Maximum likelihod estimator formula

77 Views Asked by At

Let $\mathbf{X}$ be an i.i.d sample from the parametric family of distributions $\mathcal{P} = \{P_\theta: \theta \in \Theta \subset \mathbb{R}^k\}$, $\mathbf{x} \in \mathbb{R}^n$ is some realization of $\mathbf{X}$. There is a widely known formula for the ML-estimate: $$\hat\theta(\mathbf{x}) = \underset{\theta \in \Theta}{\operatorname{argmax}} L(\mathbf{x}; \theta)$$ where $\mathbf{x}$ is fixed and does not depend on $\theta$.

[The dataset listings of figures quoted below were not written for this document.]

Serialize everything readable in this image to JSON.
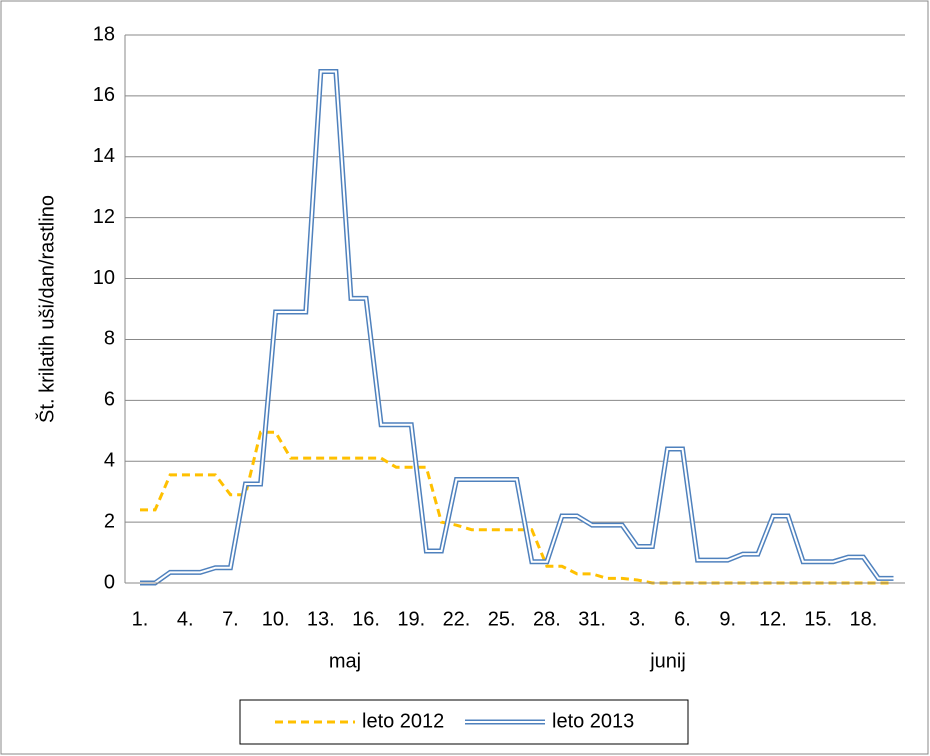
{
  "chart_data": {
    "type": "line",
    "y_label": "Št. krilatih uši/dan/rastlino",
    "x_groups": [
      "maj",
      "junij"
    ],
    "categories": [
      "1.",
      null,
      null,
      "4.",
      null,
      null,
      "7.",
      null,
      null,
      "10.",
      null,
      null,
      "13.",
      null,
      null,
      "16.",
      null,
      null,
      "19.",
      null,
      null,
      "22.",
      null,
      null,
      "25.",
      null,
      null,
      "28.",
      null,
      null,
      "31.",
      null,
      null,
      "3.",
      null,
      null,
      "6.",
      null,
      null,
      "9.",
      null,
      null,
      "12.",
      null,
      null,
      "15.",
      null,
      null,
      "18.",
      null,
      null
    ],
    "series": [
      {
        "name": "leto 2012",
        "color": "#ffc000",
        "style": "dashed",
        "values": [
          2.4,
          2.4,
          3.55,
          3.55,
          3.55,
          3.55,
          2.9,
          2.9,
          4.95,
          4.95,
          4.1,
          4.1,
          4.1,
          4.1,
          4.1,
          4.1,
          4.1,
          3.8,
          3.8,
          3.8,
          2.0,
          1.9,
          1.75,
          1.75,
          1.75,
          1.75,
          1.75,
          0.55,
          0.55,
          0.3,
          0.3,
          0.15,
          0.15,
          0.1,
          0,
          0,
          0,
          0,
          0,
          0,
          0,
          0,
          0,
          0,
          0,
          0,
          0,
          0,
          0,
          0,
          0
        ]
      },
      {
        "name": "leto 2013",
        "color": "#4f81bd",
        "style": "double",
        "values": [
          0,
          0,
          0.35,
          0.35,
          0.35,
          0.5,
          0.5,
          3.25,
          3.25,
          8.9,
          8.9,
          8.9,
          16.8,
          16.8,
          9.35,
          9.35,
          5.2,
          5.2,
          5.2,
          1.05,
          1.05,
          3.4,
          3.4,
          3.4,
          3.4,
          3.4,
          0.7,
          0.7,
          2.2,
          2.2,
          1.9,
          1.9,
          1.9,
          1.2,
          1.2,
          4.4,
          4.4,
          0.75,
          0.75,
          0.75,
          0.95,
          0.95,
          2.2,
          2.2,
          0.7,
          0.7,
          0.7,
          0.85,
          0.85,
          0.15,
          0.15
        ]
      }
    ],
    "ylim": [
      0,
      18
    ],
    "yticks": [
      0,
      2,
      4,
      6,
      8,
      10,
      12,
      14,
      16,
      18
    ],
    "grid": true,
    "legend": "bottom"
  }
}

But could we use the following formula $$\hat\theta(\mathbf{X}) = \underset{\theta \in \Theta}{\operatorname{argmax}} L(\mathbf{X}; \theta) $$ to find ML-estimator $\hat\theta(\mathbf{X})$? I am concerned about the fact that random vector $\mathbf{X} = (X_1, \ldots, X_n)$ implicitly depends on $\theta$ because $X_i \sim P_\theta$ whereas in the first formula vector $\mathbf{x}$ doesn't depend on $\theta$.

1

There are 1 best solutions below

0
On BEST ANSWER

Remember that a random vector is defined as a mapping from the sample space to Euclidean space --- that is, your random vector $\mathbf{X}: \Omega \rightarrow \mathbb{R}^n$ maps each outcome $\omega \in \Omega$ to a real vector $\mathbf{x} \in \mathbb{R}^n$. This object does not depend on $\theta$, but its probability distribution does depend on $\theta$. (This is an important distinction - it means that the random variable is well-defined independently of the parameter $\theta$. It is merely a real vector description of each outcome in the sample space.)

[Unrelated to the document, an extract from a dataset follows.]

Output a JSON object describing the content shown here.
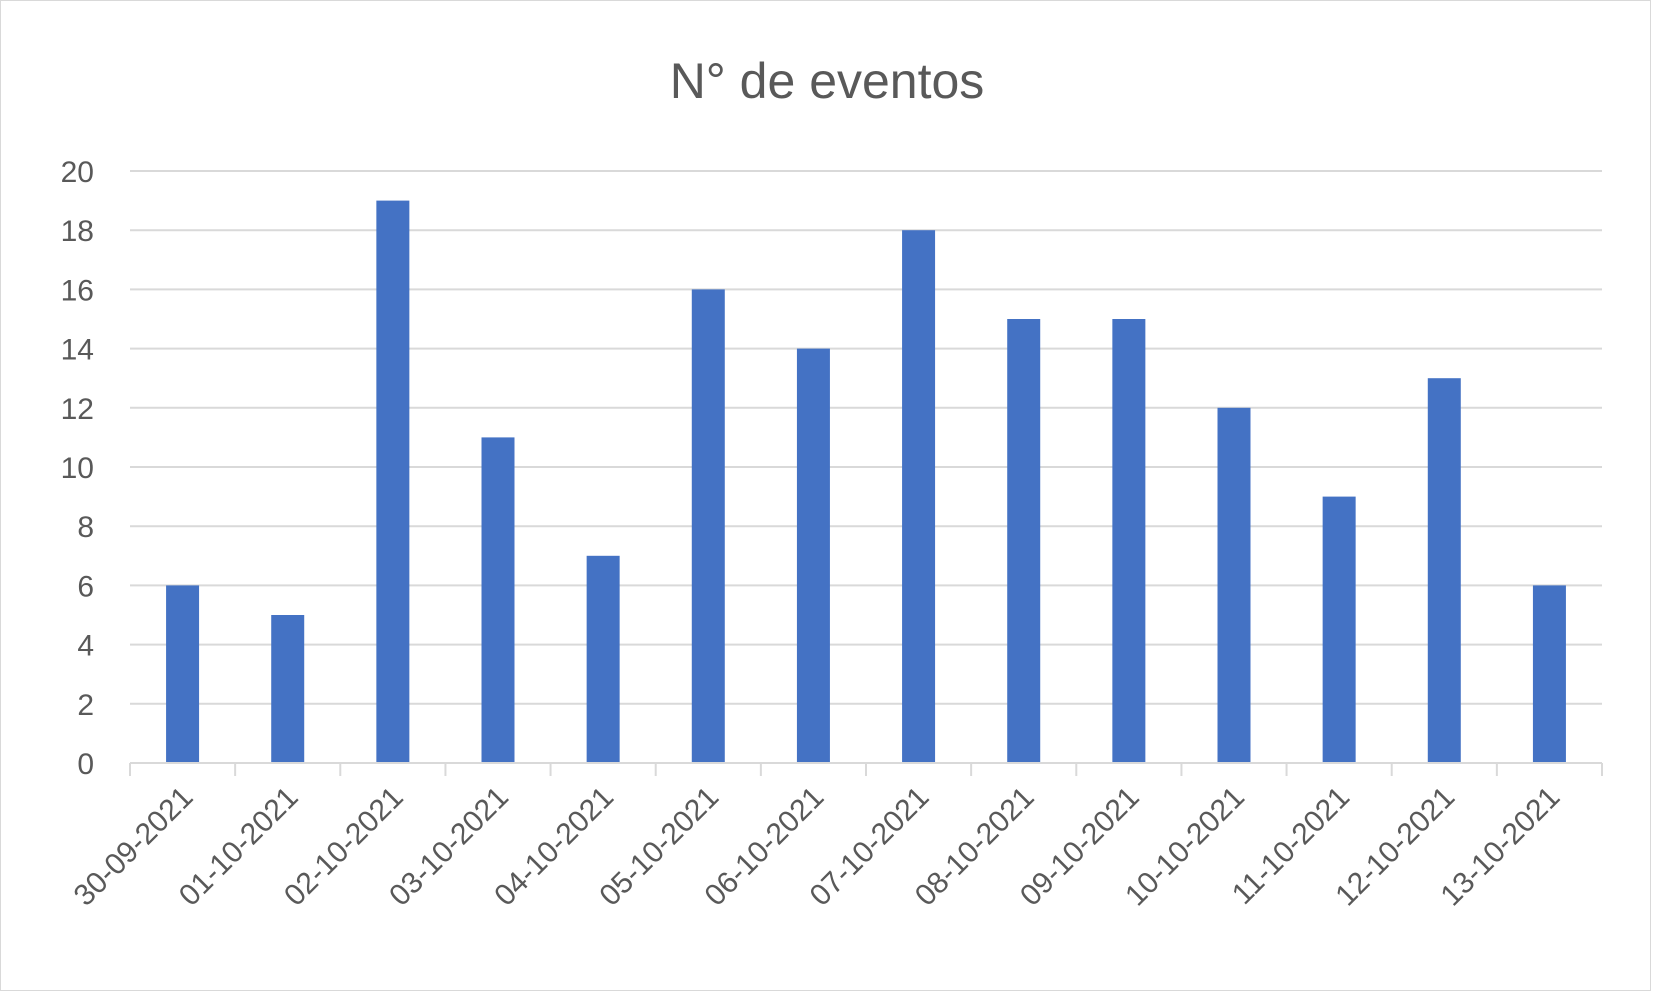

The equation for the MLE takes an argument $\mathbf{x} \in \mathbb{R}^n$ which is a data vector, and maps this to an output $\hat{\theta}(\mathbf{x}) \in \Theta$ which is the corresponding estimate formed via maximisation of the likelihood.$^\dagger$ The maximum-likelihood estimator $\hat{\theta}(\mathbf{X})$ involves substitution of the random variable $\mathbf{X}$ into the argument of the MLE function, which implicitly forms a random variable by function composition (i.e., this random variable is a function of another random variable, which is itself a function). Putting these together, we get the function composition $\hat{\theta}(\mathbf{X}) = \hat{\theta} \circ \mathbf{X}$ which means that we now have a mapping (showing the intermediate set):

$$\hat{\theta}(\mathbf{X}): \Omega \rightarrow \mathbb{R}^n \rightarrow \Theta.$$

This means that the maximum-likelihood estimator $\hat{\theta}(\mathbf{X})$ is a mapping from the sample space to the parameter space, which means that it is a random variable on the parameter space. This random variable also does not depend on $\theta$ in a functional sense, since it is a mapping from the sample space. As with the observed data, its probability distribution depends on $\theta$, through the distribution of the data vector.


$^\dagger$ Even this involves a slight abuse of terminology, since $\arg \max$ technically refers to the set of maximising values in the optimisation. We assume that there is a unique maximising parameter for any data input in the problem at hand, and we take the $\arg \max$ to be this unique parameter, not the singleton set containing that parameter. This is a common "abuse of notation" that is used when working with $\arg \max$ definitions.